Totnes foi o terreno adequado para uma revolução que começou há apenas quatro anos em Kinsale (Cork, Irlanda do Norte) quando um grupo de estudantes de pós-graduação redigiu um relatório com as premissas que há pouco tempo se transformaram em política oficial do concelho. O professor Rob Hopkins, natural de Devon, mudou-se com as suas teorias para esta localidade no sudoeste de Inglaterra, que já era conhecida como a capital New Age Chic, com uma população de classe média-alta e um apreciável poder de compra, intelectual e um pouco hippy, uma mistura de interesses tradicionais e alternativos.
Notas de libra ecológicas
A primeira surpresa no epicentro mundial das cidades de transição é a existência de uma moeda própria – a libra de Totnes. Foram postas a circular 10 mil libras, aceites pelas cem lojas que aderiram ao movimento. O propósito é evidente: a compra de produtos locais à venda nas lojas da cidade traduz-se num menor gasto de energia (transportes, etc.), permite que o dinheiro circule internamente e é uma ajuda para a sobrevivência de pequenas empresas. Paralelamente, um sistema de troca de bens e serviços à base de créditos ultrapassa as convenções da economia formal.
No centro da localidade, há quatro caixas que trocam as moedas de uma libra pelas notas de uma libra de Totnes. No início, esta iniciativa provocou uma grande polémica, porque faz a distinção entre estabelecimentos aderentes e não aderentes, sobretudo cadeias, com uma clientela de forasteiros que recusam a moeda local que não lhes serve para nada no resto do país. "É verdade que há uma diferença entre, por um lado, os que assumem a responsabilidade de comprar local e, por outro, quem se guie por outros padrões, mas é inevitável", diz Noel Longhurst, pioneiro da organização Transition Town Totnes.
Pensar global, agir local
As cidades de transição, que já existem na Grã-Bretanha, Irlanda, Canadá, Chile, Austrália, Nova Zelândia e Estados Unidos, são um movimento à margem do poder estabelecido à procura da colaboração das autoridades municipais. A sua estrutura assenta num grupo de quatro ou cinco indivíduos empenhados, que assumem os conceitos filosóficos e a estratégia, e que dedicam tempo e energia, por exemplo, a desenvolver a página web, a realizar seminários, conferências nas escolas, a estabelecer contactos com políticos e comerciantes locais, a projectar filmes, a dinamizar fóruns de cidadãos.
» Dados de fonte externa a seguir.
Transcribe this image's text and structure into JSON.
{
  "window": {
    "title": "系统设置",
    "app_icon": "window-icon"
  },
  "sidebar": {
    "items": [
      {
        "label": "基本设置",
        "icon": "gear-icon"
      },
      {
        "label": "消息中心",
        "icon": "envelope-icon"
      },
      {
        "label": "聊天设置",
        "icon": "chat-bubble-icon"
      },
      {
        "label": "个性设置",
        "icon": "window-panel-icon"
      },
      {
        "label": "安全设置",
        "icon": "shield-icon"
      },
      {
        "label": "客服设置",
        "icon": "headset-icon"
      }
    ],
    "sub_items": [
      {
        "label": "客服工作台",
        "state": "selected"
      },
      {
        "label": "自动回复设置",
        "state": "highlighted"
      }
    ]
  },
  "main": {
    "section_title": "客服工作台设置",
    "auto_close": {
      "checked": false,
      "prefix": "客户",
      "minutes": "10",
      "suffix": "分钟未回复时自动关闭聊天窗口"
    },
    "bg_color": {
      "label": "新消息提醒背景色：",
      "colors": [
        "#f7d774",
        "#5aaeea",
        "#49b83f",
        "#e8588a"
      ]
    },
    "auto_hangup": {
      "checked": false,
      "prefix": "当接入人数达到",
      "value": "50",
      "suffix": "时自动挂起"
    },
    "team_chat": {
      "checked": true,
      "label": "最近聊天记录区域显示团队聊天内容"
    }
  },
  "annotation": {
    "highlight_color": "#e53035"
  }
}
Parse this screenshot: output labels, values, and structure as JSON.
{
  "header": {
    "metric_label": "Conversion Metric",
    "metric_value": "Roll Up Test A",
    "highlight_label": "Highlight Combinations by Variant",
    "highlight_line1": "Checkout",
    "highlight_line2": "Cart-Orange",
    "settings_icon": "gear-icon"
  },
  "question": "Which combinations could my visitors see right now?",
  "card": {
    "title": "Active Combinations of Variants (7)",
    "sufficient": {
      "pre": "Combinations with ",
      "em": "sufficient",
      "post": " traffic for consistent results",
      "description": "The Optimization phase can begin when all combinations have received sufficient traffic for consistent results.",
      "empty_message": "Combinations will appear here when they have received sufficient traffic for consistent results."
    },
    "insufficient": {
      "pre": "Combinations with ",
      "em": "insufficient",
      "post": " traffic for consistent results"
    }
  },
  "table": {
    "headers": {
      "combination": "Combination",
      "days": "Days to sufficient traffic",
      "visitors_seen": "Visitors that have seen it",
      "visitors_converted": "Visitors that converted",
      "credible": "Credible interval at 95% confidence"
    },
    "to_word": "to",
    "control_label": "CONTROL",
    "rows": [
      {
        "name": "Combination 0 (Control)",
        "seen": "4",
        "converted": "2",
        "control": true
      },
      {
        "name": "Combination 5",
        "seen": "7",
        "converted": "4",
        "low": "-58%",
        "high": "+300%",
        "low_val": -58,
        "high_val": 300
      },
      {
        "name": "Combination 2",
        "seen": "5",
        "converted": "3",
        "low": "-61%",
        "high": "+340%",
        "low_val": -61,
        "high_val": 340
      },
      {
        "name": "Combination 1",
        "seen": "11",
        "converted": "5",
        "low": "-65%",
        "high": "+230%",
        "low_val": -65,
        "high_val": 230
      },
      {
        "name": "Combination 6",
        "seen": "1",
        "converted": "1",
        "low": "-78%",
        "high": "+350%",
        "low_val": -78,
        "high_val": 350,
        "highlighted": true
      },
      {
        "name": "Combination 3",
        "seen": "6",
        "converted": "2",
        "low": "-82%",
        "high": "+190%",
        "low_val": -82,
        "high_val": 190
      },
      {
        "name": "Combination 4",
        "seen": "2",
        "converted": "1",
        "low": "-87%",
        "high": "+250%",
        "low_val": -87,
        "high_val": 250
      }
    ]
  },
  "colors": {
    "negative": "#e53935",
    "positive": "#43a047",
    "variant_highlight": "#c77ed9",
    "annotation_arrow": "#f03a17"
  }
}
Para ser oficialmente reconhecida como cidade de transição, uma localidade ou uma cidade é submetida a uma espécie de exame. Um representante vai a Totnes fazer um curso para demonstrar que existe pelo menos uma pequena organização que não se limita ao simples voluntariado e que não existem problemas de concorrência ou lutas internas que possam minar o projecto. "Um problema frequente", afirma Hopkins, "é o cepticismo dos que afirmam que as grandes sociedades e os poderes estabelecidos se encarregarão de nos trucidar assim que comprometermos realmente os seus interesses, um receio até à data infundado. Há quem tenha a impressão de que são os Verdes para lutar pela defesa do meio ambiente e que, ao sermos apolíticos, podemos representar um alvo fácil dos extremistas interessados em sequestrar a nossa agenda."
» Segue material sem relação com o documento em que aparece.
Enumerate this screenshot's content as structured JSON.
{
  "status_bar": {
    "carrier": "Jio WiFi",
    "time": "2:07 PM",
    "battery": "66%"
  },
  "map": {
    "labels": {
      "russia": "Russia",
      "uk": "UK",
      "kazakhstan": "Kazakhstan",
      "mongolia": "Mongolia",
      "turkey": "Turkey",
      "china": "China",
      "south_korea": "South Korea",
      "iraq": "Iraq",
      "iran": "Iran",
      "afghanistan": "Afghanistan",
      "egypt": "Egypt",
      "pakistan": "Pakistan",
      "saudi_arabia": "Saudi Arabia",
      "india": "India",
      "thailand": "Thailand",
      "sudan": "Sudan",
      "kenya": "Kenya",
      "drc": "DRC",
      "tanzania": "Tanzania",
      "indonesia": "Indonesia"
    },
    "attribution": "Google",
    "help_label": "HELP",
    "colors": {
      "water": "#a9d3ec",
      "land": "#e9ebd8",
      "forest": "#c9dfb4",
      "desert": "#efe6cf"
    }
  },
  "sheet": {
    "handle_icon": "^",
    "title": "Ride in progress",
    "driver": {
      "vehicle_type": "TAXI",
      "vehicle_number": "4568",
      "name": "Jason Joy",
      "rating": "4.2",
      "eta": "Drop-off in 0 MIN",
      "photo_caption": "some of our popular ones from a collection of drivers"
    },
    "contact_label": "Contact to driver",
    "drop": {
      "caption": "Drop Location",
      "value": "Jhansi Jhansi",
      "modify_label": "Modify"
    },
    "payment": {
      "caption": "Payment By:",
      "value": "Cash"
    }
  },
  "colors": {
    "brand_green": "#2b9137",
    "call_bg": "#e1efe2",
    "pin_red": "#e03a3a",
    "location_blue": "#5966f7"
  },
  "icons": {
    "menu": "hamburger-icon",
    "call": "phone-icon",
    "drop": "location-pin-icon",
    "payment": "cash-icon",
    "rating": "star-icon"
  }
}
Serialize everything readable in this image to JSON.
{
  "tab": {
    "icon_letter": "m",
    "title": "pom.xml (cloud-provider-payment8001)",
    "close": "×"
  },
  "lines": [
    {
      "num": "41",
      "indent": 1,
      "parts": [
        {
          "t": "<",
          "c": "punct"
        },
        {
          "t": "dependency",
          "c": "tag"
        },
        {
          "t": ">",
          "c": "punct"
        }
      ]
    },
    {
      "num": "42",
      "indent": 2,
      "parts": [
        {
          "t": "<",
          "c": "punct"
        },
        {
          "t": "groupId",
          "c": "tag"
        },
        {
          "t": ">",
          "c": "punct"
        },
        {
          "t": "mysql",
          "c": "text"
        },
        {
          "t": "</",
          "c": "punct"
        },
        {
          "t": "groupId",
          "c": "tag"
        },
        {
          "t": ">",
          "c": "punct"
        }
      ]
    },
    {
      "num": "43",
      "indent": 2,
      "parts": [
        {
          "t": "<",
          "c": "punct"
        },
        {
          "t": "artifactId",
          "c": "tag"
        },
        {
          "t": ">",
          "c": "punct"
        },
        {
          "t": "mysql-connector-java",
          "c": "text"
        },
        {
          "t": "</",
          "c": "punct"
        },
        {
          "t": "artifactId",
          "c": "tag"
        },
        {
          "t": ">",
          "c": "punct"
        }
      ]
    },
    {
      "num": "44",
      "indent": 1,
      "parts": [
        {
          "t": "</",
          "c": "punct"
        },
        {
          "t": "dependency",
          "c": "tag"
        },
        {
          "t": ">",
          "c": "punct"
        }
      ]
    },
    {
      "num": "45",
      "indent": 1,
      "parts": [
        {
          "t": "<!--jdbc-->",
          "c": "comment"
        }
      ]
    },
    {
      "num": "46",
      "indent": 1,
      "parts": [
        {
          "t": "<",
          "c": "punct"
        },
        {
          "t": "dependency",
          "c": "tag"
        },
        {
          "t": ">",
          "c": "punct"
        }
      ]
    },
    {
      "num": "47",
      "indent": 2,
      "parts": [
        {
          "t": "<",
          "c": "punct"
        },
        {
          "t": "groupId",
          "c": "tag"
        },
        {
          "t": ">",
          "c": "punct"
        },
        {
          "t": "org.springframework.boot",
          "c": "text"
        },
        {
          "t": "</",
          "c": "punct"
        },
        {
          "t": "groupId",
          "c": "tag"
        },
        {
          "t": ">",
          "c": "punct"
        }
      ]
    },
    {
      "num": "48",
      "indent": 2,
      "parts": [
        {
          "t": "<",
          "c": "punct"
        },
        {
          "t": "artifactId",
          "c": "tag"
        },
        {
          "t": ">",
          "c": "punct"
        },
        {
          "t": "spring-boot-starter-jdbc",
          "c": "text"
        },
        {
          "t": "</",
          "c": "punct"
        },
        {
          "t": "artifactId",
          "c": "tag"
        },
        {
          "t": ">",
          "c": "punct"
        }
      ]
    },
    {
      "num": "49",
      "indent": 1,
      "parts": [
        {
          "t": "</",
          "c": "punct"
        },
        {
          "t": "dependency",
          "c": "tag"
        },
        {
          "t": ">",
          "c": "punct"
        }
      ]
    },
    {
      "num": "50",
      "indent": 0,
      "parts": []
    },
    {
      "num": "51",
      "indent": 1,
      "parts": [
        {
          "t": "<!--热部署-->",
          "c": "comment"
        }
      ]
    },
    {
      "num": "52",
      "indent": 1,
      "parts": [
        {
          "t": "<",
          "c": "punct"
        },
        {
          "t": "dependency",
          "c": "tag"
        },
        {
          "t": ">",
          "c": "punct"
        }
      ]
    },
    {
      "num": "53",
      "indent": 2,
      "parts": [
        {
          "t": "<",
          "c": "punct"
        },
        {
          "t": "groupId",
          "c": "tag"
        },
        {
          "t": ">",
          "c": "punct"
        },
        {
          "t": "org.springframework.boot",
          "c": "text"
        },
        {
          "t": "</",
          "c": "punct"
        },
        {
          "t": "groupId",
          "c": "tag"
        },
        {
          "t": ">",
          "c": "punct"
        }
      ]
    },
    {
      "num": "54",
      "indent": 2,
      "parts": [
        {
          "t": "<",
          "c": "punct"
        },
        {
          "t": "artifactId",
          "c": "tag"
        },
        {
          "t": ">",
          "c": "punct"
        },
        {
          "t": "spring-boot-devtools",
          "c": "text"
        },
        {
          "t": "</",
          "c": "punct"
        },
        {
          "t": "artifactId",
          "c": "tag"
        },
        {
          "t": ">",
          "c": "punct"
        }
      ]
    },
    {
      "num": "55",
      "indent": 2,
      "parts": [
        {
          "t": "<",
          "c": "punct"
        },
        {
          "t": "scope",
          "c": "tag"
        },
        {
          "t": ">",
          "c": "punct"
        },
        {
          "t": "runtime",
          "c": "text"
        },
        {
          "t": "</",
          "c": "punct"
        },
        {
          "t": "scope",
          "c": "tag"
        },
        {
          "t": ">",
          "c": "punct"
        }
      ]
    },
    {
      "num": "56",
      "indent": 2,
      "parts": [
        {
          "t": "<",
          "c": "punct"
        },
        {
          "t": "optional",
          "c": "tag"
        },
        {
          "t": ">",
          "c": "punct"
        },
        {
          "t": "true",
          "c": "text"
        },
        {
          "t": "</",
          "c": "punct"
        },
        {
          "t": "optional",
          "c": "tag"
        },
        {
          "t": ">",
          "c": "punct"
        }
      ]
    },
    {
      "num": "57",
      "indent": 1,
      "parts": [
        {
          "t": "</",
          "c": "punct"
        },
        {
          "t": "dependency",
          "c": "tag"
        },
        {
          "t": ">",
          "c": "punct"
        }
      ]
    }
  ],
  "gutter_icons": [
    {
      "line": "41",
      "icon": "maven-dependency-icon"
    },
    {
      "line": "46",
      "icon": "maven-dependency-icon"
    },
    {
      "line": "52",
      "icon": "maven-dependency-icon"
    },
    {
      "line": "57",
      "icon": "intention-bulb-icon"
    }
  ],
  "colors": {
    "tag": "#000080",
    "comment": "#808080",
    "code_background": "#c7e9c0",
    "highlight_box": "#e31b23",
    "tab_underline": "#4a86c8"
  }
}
O grande objectivo de Totnes, como cidade de transição, é a relocalização da produção, da distribuição e do consumo, e que a maioria dos postos de trabalho seja ocupada por gente da zona, e que os alimentos, a energia e a água sejam gerados na própria comunidade. "O importante é pensar em termos globais e actuar em termos locais", afirma Longhurst, "e estarmos preparados para a crise sem nos sentirmos infelizes com isso."